6年前のことになるが、歴史の好きな弁護士兼事業家であった鹿島曻(1926-2001)氏の一見、荒唐無稽と思われる内容の著書に初めて接したとき、驚いたことを覚えている。同氏の論点は次の3点に要約出来る。

  1. オリエントと東アジアは古代、海(海のシルクロード)及び陸(タイのバンチェン経由)を通じて実際には広汎な移動、交流があった。

  2. 日中韓の古代史にはそれぞれ捏造した部分がある。就中、司馬遷『史記』の始皇帝以前の部分については、オリエント史よりの借史である。

  3. 日本の天皇は万世一系ではない。

ことの真偽はさておき、同氏の「歴史観」は歴史学界では取り上げられることもなく、完全に無視されたまま、同氏は逝去した。

さて、思い起こすに、我々の世代は江戸時代を戦前より更に暗黒で窮屈な時代と信じて成長した。
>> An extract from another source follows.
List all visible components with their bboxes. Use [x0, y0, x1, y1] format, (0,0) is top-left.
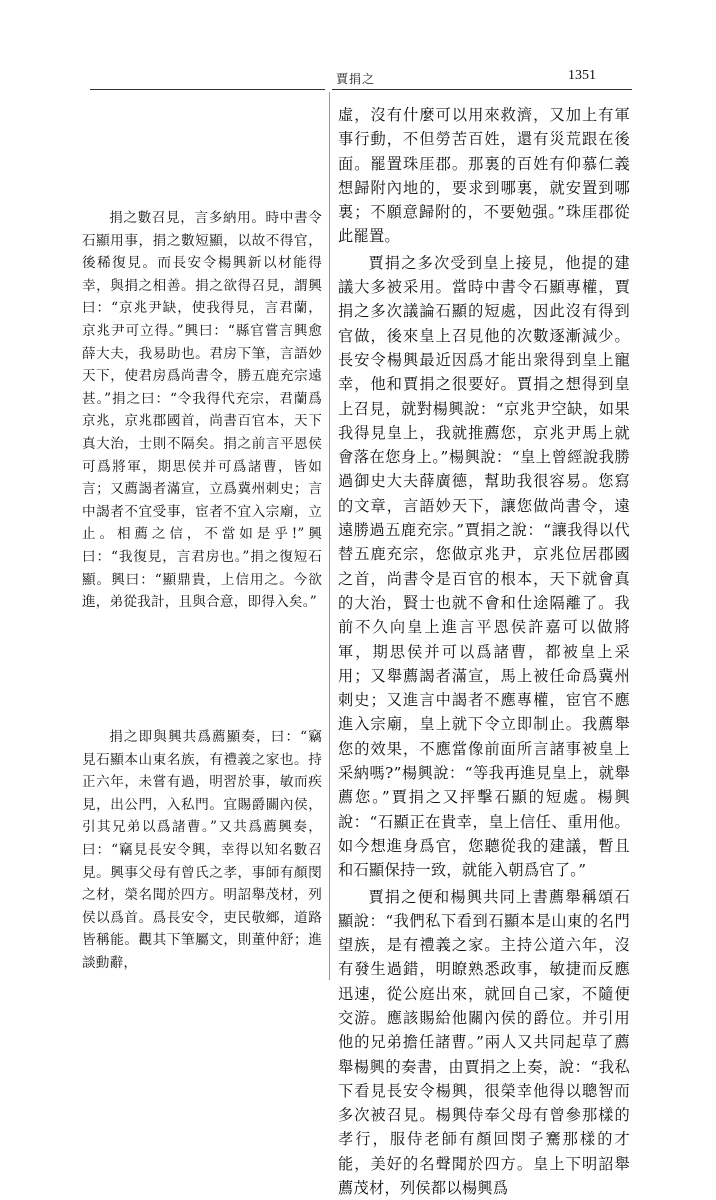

昭和60年頃より江戸時代のシステムが環境を重視したものであったと再評価され、今日に至っている。歴史観とは見方一つで如何様にも変化するのである。

仮に鹿島曻氏の歴史観によれば、中華民族(中国大陸に現存する全民族)の栄光を唱える共産党政府(そのために日本には「支那」と呼ばれたくない)の現在の支配者である漢民族が、古代より他民族の植民地の奴隷階級たる民族であったことになり、また、かつて大陸にいた倭人の後裔たる日本人が中国大陸に進出したのは、「侵略」ではなくなる。何れも些か牽強附会であるにせよ、前者については、大衆の民度の低いことや政府の外交政策に「徳」が感ぜられないことから、「当たらずと雖も遠からず」といったところだろうか。

台湾について言えば、明末には海賊の根拠地であり、一時期、混血児鄭成功(母は日本人)がオランダ軍を駆逐して、清国に対抗したことがあったが、日本の領有まで一貫して「化外之地」であったことは確かである。一説には、領有後、「生蕃」を「高砂族」と呼ぶことを提案したのは当時の皇太子(後の大正天皇)であったという。領台以来、歴代総督の手腕、事件、その他日台交流の事蹟につきここで更めて贅言するには及ばない。

付言すれば、台湾とは、過去の日本を探り(何が正で何が誤りであったか)、現在の日本につき再考(果たして今のままでよいのか)し、将来の日本のあるべき姿(東アジアの体制は如何にあるべきか)を模索する一つの切り口となり得ることは確かである。